His other venture, Duo, launched this year as an online service that lets users post content to ‘boards’, forming a personal record of their history with those who are closest to them – a centralised communication hub. In an age dominated by the large social networks, Duo aims to keep important relationships private.

The idea originated during his six-week Digital Life internship in Singapore with company MyCube last year. Along with another 30-plus interns from around the world, he was tasked with working on various business aspects, from marketing to product development. He also met Swede Michael Bergman there, who co-founded Duo with him.

“Duo was born out of my realisation that my parents and grandparents could look back through their personal history through all the letters they sent. They had a written, tangible record of their lives and relationships. At the same time, I would struggle to find my communication with my friends and family from a few weeks ago, because it’s scattered throughout so many internet platforms and not saved in many cases,” he explains.

“I got a bit nostalgic, and wanted to create a digital service that would allow me to combine the permanence and importance of the written letter with the benefits of the internet.”

He doesn’t see a single major competitor to Facebook emerging, but thinks the new wave of social network startups may well become threats when combined.

“We may see the rise of many different social networks, each based around a specific interest or common goal. That’s what we see in real life, with people living in countries and societies that fit their world view and ideologies. So there may be 10 social networks each with 100 million users, rather than just one with a billion. The social network you’re a member of becomes a representation of who you are.”

For now, he’s taking a step back from Duo to focus on TDTYTIS and finishing school, but hopes to get more involved from next year. A common theme across his projects, he says, is creating things he would personally use.

“I enjoy working on things where I’m a part of the target market. I don’t understand business where you work on things you’d never use. When you create stuff you want to use, you can focus on building the product and making it great, and not get distracted by everything else. Even if no-one else ends up using the product – which hopefully won’t happen – I still have a product I find useful and enjoy.”

Born in Washington DC, he has since lived in the Cook Islands, Philippines, and Spain, and now resides in Wellington. He plans to head back abroad for university, either in Asia or the US (Stanford being his top choice).

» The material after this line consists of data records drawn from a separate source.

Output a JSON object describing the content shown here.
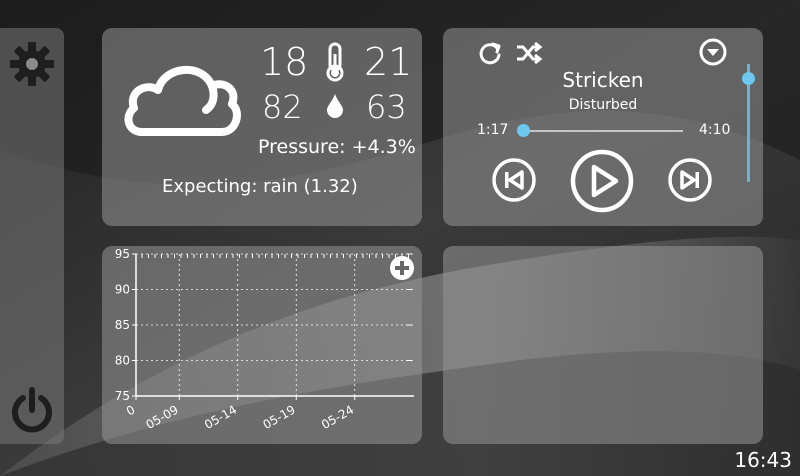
{
  "weather": {
    "temp_low": "18",
    "temp_high": "21",
    "humidity_low": "82",
    "humidity_high": "63",
    "pressure": "Pressure: +4.3%",
    "expecting": "Expecting: rain (1.32)",
    "condition_icon": "cloud-icon"
  },
  "player": {
    "title": "Stricken",
    "artist": "Disturbed",
    "elapsed": "1:17",
    "duration": "4:10",
    "progress_fraction": 0.01,
    "volume_fraction": 0.88
  },
  "chart_data": {
    "type": "line",
    "yticks": [
      "95",
      "90",
      "85",
      "80",
      "75"
    ],
    "xticks": [
      "0",
      "05-09",
      "05-14",
      "05-19",
      "05-24"
    ],
    "ylim": [
      75,
      95
    ],
    "grid": true
  },
  "clock": "16:43",
  "sidebar": {
    "settings_icon": "gear-icon",
    "power_icon": "power-icon"
  }
}
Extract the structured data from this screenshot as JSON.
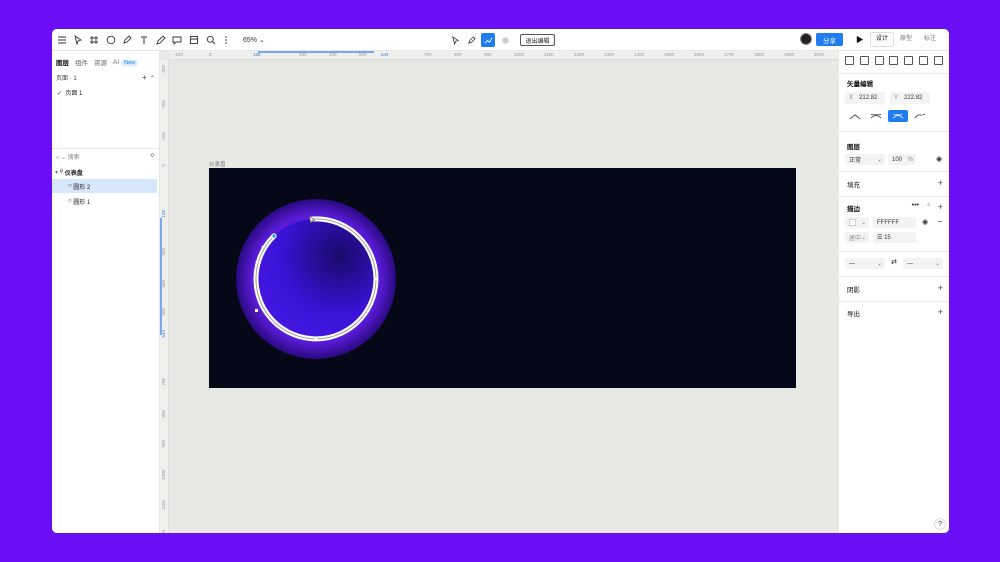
{
  "toolbar": {
    "zoom": "65%",
    "exit_edit": "退出编辑",
    "share": "分享",
    "modes": [
      "设计",
      "原型",
      "标注"
    ],
    "active_mode": "设计"
  },
  "left_panel": {
    "tabs": [
      "图层",
      "组件",
      "资源",
      "AI"
    ],
    "new_badge": "New",
    "pages_header": "页面 · 1",
    "page_item": "页面 1",
    "search_placeholder": "搜索",
    "layers": [
      {
        "label": "仪表盘",
        "type": "frame"
      },
      {
        "label": "圆形 2",
        "type": "ellipse",
        "selected": true
      },
      {
        "label": "圆形 1",
        "type": "ellipse",
        "selected": false
      }
    ]
  },
  "canvas": {
    "frame_label": "仪表盘",
    "ruler_top": [
      "-100",
      "0",
      "156",
      "300",
      "400",
      "500",
      "544",
      "700",
      "800",
      "900",
      "1000",
      "1100",
      "1200",
      "1300",
      "1400",
      "1500",
      "1600",
      "1700",
      "1800",
      "1900",
      "2000"
    ],
    "ruler_left": [
      "-300",
      "-200",
      "-100",
      "0",
      "156",
      "300",
      "400",
      "500",
      "544",
      "700",
      "800",
      "900",
      "1000",
      "1100",
      "1200"
    ],
    "colors": {
      "frame_bg": "#050816",
      "accent": "#1e7bf0",
      "circle_inner": "#3a0fd8",
      "stroke": "#ffffff"
    }
  },
  "right_panel": {
    "vector_edit_title": "矢量编辑",
    "x_label": "X",
    "x_value": "212.82",
    "y_label": "Y",
    "y_value": "222.82",
    "layer_title": "图层",
    "blend_mode": "正常",
    "opacity": "100",
    "opacity_unit": "%",
    "fill_title": "填充",
    "stroke_title": "描边",
    "stroke_color": "FFFFFF",
    "stroke_align": "居中",
    "stroke_width": "15",
    "cap_start": "—",
    "cap_end": "—",
    "shadow_title": "阴影",
    "export_title": "导出"
  },
  "help_label": "?"
}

“My life up until now has revolved primarily around education. I’ve done many of the education systems worldwide, and gone to large public schools and small private schools. I’ve been so immensely frustrated by almost every aspect to it, in all eight schools I’ve gone to. I just know that unless I work towards improving education systems, making them more relevant to the world today and more useful to students, I won’t be satisfied,” he says.

He believes we’re all most creative at different points in our lives, and for someone who peaks at, say, 15, going to school for six hours a day, five days a week is “probably not the best use of that creativity”. Rather, to enable creative freedom, we need the option to come and go from formal education and receive credit for learning outside of the system.

“I think that’s a huge next step for education systems, and one I want to help create.”

And technology will be central to that.

“Unlike many other industries, technology does not simply move resources from one area of the world to another. It creates value from scratch, it breaks into undiscovered areas of the world. I want to use that power of technology to solve big problems I face every day, and that other people face too.

"That’s what drives me – a belief that the status quo can be greatly improved in so many industries by technology. I also have a deep love for New Zealand, and want to ensure we remain relevant in the world, and become more wealthy.”